Partial amino acid sequence of the precursors of blocked heavy and light chains from C 3 H mouse myeloma 5563.

Abstract

A messenger RNA fraction from the C 3 H mouse myeloma 5563 was used to direct the synthesis of heavy (gamma 2a) and light (chi) chain precursors. The synthetic products were radiolabeled by inclusion of [3H] or [35S] amino acids in wheat-germ cell-free translation system. Precursor peptides for both H and L chains were indicated by comparison by polyacrylamide gel analysis of apparent molecular weights of chains synthesized in vitro vs. in vivo. The nonglycosylated H chain synthesized in vivo in the presence of tunicamycin was used for comparison. This approach should be generally applicable for the demonstration of precursor forms of N-glycosylated polypeptides.

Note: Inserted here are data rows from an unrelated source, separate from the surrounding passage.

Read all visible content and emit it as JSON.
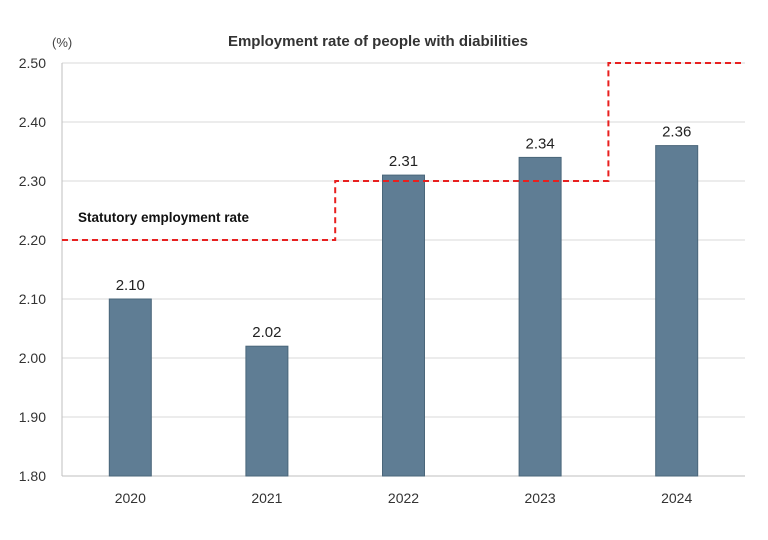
{
  "chart_data": {
    "type": "bar",
    "title": "Employment rate of people with diabilities",
    "unit_label": "(%)",
    "categories": [
      "2020",
      "2021",
      "2022",
      "2023",
      "2024"
    ],
    "series": [
      {
        "name": "Employment rate",
        "values": [
          2.1,
          2.02,
          2.31,
          2.34,
          2.36
        ],
        "value_labels": [
          "2.10",
          "2.02",
          "2.31",
          "2.34",
          "2.36"
        ],
        "color": "#5f7d94"
      }
    ],
    "reference_line": {
      "name": "Statutory employment rate",
      "style": "dashed-step",
      "color": "#e8201f",
      "steps": [
        {
          "from": "2020",
          "to": "2021",
          "value": 2.2
        },
        {
          "from": "2022",
          "to": "2023",
          "value": 2.3
        },
        {
          "from": "2024",
          "to": "2024",
          "value": 2.5
        }
      ]
    },
    "ylim": [
      1.8,
      2.5
    ],
    "yticks": [
      "1.80",
      "1.90",
      "2.00",
      "2.10",
      "2.20",
      "2.30",
      "2.40",
      "2.50"
    ],
    "xlabel": "",
    "ylabel": "",
    "grid": true,
    "annotation": {
      "text": "Statutory employment rate"
    }
  }
}
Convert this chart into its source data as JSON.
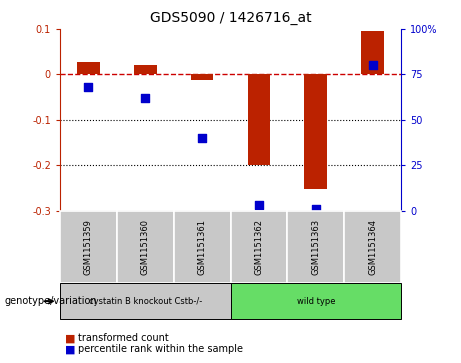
{
  "title": "GDS5090 / 1426716_at",
  "samples": [
    "GSM1151359",
    "GSM1151360",
    "GSM1151361",
    "GSM1151362",
    "GSM1151363",
    "GSM1151364"
  ],
  "red_values": [
    0.028,
    0.02,
    -0.012,
    -0.2,
    -0.252,
    0.095
  ],
  "blue_values_pct": [
    68,
    62,
    40,
    3,
    1,
    80
  ],
  "ylim_left": [
    -0.3,
    0.1
  ],
  "ylim_right": [
    0,
    100
  ],
  "yticks_left": [
    -0.3,
    -0.2,
    -0.1,
    0.0,
    0.1
  ],
  "ytick_labels_left": [
    "-0.3",
    "-0.2",
    "-0.1",
    "0",
    "0.1"
  ],
  "yticks_right": [
    0,
    25,
    50,
    75,
    100
  ],
  "ytick_labels_right": [
    "0",
    "25",
    "50",
    "75",
    "100%"
  ],
  "bar_color_red": "#bb2200",
  "dot_color_blue": "#0000cc",
  "dashed_line_color": "#cc0000",
  "grid_color": "#000000",
  "background_color": "#ffffff",
  "sample_box_color": "#c8c8c8",
  "group_bg_colors": [
    "#c8c8c8",
    "#66dd66"
  ],
  "group_labels": [
    "cystatin B knockout Cstb-/-",
    "wild type"
  ],
  "group_ranges": [
    [
      0,
      2
    ],
    [
      3,
      5
    ]
  ],
  "genotype_label": "genotype/variation",
  "legend_red_label": "transformed count",
  "legend_blue_label": "percentile rank within the sample",
  "bar_width": 0.4
}
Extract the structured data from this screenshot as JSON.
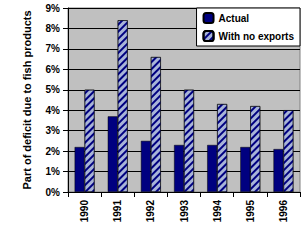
{
  "chart_data": {
    "type": "bar",
    "y_label": "Part of deficit due to fish products",
    "categories": [
      "1990",
      "1991",
      "1992",
      "1993",
      "1994",
      "1995",
      "1996"
    ],
    "series": [
      {
        "name": "Actual",
        "color": "#000080",
        "values": [
          2.2,
          3.7,
          2.5,
          2.3,
          2.3,
          2.2,
          2.1
        ]
      },
      {
        "name": "With no exports",
        "color": "#a8b4d8",
        "values": [
          5.0,
          8.4,
          6.6,
          5.0,
          4.3,
          4.2,
          4.0
        ]
      }
    ],
    "ylim": [
      0,
      9
    ],
    "yticks": [
      {
        "value": 0,
        "label": "0%"
      },
      {
        "value": 1,
        "label": "1%"
      },
      {
        "value": 2,
        "label": "2%"
      },
      {
        "value": 3,
        "label": "3%"
      },
      {
        "value": 4,
        "label": "4%"
      },
      {
        "value": 5,
        "label": "5%"
      },
      {
        "value": 6,
        "label": "6%"
      },
      {
        "value": 7,
        "label": "7%"
      },
      {
        "value": 8,
        "label": "8%"
      },
      {
        "value": 9,
        "label": "9%"
      }
    ],
    "grid": true,
    "legend": "top-right"
  }
}
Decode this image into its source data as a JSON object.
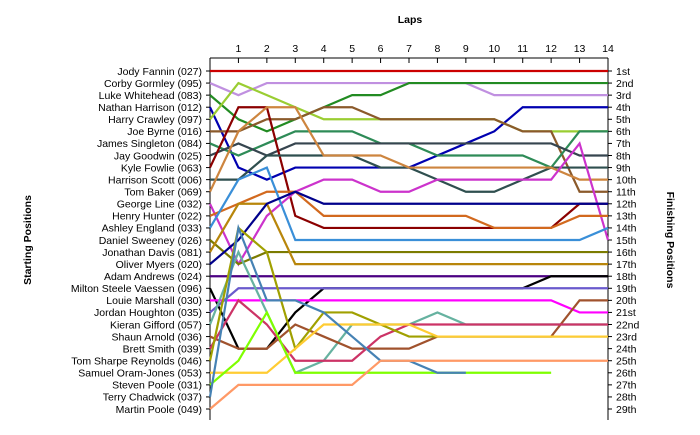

Following immunoprecipitation and preparative polyacrylamide gel electrophoresis, the isolated chains were subjected to automated Edman degradation. The amino acid sequence data obtained for these precursors were significantly different from those reported for BALB/c immunoglobulins. The 5563 H chain precursor bears little homology to the previously reported H chain precursor from MOPC 315 (IgA) (Jilka, J. A. and Pestka, S., Proc. Nat. Acad. Sci. USA 1977. 74:5692). The 5563 H chain can be assigned to a heretofore undescribed H chain variable region subgroup on the basis of partial sequence data. The amino terminal sequence of the 5563 L chain precursor has maximum homology (25-50%) to the ssequence o the precursor peptide of MOPC 41 chi chain.